FSA chief executive insists market's contract certainty data is reliable
FSA chief executive John Tiner has attempted to play down concerns over the quality of data supplied by the London Market on contract certainty. But he was forced to admit that some firms' data was "less reliable" than others.
Last week, Insurance Times reported that the FSA was carrying out an urgent review of the data provided by insurers and brokers. Sources said the move was prompted by concerns over "discrepancies" between the market's figures and the regulator's own data.
But this week Tiner insisted that the FSA had "no fundamental concerns" over the quality of data provided. Speaking at the FSA's annual public meeting he said that the "vast majority" of firms had good-quality data.
Tiner said: "I have heard the concerns at length, but having spoken to people,
I feel the level of reliability of the data is good."
But he admitted that the FSA was looking at the quality of data provided by the market. "We are out on the road checking that what firms are telling us is reasonable. There are firms that are much less reliable, but the sense we have is that overall the quality of data is not too bad."
He added: "We are encouraging firms to have internal processes in place to ensure data is robust and subject to audit and review. The majority of firms are swapping data with each other and checking it."
Asked whether the FSA would be forced to introduce a regulator solution to contract certainty if it uncovered high levels of poor-quality data, Tiner said: "We still expect the industry solution to deliver."
Tiner also responded to the Lloyd's Market Association's calls last week for the FSA to mandate commission disclosure. Reiterating the FSA's recent stance on commission disclosure, he said he continued to favour a market-led solution to the issue of commission disclosure and conflicts of interest.
"I want to give the industry a chance to resolve it itself. We will look at the position later this year and if we do not feel satisfied [with what the industry is doing], we will develop a regulatory solution," said Tiner.
The FSA will attempt to allay industry fears over mystery shopping exercises by issuing revised guidance to supervisory staff and publishing an explanation of how mystery shopping will be used.
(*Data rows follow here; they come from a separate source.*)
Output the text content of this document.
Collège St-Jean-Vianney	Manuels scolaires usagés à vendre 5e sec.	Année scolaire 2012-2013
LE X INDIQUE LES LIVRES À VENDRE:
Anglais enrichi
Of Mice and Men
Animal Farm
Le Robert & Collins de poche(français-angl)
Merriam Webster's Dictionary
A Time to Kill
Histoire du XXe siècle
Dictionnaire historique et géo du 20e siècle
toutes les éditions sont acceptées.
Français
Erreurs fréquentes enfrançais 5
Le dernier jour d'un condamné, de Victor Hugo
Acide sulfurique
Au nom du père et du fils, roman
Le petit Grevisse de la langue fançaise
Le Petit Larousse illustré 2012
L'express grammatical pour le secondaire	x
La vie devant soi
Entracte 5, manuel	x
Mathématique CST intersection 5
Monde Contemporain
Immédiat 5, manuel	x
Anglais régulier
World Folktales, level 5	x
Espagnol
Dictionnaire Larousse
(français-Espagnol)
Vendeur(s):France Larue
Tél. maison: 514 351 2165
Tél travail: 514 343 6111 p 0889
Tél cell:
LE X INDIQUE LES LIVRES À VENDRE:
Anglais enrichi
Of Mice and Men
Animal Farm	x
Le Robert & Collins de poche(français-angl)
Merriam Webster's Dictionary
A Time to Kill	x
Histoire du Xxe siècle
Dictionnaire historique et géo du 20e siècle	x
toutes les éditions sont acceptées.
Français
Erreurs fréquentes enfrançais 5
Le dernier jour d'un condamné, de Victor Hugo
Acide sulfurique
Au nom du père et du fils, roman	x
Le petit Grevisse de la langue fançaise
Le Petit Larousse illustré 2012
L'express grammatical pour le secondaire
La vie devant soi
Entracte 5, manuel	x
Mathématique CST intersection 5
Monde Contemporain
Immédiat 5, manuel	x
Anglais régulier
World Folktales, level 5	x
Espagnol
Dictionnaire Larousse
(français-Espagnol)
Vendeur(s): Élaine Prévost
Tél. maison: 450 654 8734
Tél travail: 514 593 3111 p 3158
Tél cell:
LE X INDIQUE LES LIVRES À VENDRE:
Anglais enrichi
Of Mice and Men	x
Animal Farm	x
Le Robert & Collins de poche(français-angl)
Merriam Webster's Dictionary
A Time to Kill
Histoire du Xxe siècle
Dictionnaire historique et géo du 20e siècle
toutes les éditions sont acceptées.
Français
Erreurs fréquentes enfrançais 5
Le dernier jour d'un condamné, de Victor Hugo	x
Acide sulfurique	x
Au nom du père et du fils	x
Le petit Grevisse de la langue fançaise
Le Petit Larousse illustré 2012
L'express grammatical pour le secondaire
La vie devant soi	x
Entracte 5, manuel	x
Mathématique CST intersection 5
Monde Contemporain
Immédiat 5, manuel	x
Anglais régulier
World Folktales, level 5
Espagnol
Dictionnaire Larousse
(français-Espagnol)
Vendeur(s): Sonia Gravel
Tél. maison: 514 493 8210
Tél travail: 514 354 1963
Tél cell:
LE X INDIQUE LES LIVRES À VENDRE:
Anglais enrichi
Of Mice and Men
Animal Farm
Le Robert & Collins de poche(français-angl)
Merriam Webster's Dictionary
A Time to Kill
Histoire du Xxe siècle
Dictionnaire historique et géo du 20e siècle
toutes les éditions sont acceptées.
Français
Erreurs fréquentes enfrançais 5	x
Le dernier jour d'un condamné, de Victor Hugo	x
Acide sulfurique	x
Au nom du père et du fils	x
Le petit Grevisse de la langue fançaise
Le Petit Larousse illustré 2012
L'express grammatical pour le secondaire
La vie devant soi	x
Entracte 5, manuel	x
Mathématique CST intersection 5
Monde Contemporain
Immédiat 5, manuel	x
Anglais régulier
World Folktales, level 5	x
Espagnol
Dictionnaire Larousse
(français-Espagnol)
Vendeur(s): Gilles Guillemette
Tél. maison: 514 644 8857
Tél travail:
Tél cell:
The regulator also announced this week that it would be consulting with the insurance industry on its move towards a more principles-based regulatory regime, particularly on its use of guidance notes.
The announcements were in response to concerns raised recently by the Financial Services Practitioner Panel. In its annual report, the panel said there were "anxieties" over the general conclusions being drawn from mystery shopping exercises, which often used sample sizes "that have little statistical relevance".
The panel, comprising senior figures from within the insurance industry, also expressed concerns that the FSA could use guidance contained within speeches and 'Dear CEO' letters to effectively create rules "by the backdoor", without the proper consultation.
This week, the FSA said: "We will work closely with the Panel and other industry representatives as we articulate further what a more principles-based approach means in practice."
It said it would issue a discussion paper later this year on the use of industry guidance.
On mystery shopping, the FSA said:
"We have generally used mystery shopping to gather qualitative information and gain a broad understanding of industry practice in particular areas, not to assess the performance of individual firms.
"We will shortly issue revised guidance to staff on the use of mystery shopping. In response to industry concerns we will issue a statement clarifying the uses to which we will (and will not) put the results from future mystery shopping exercises."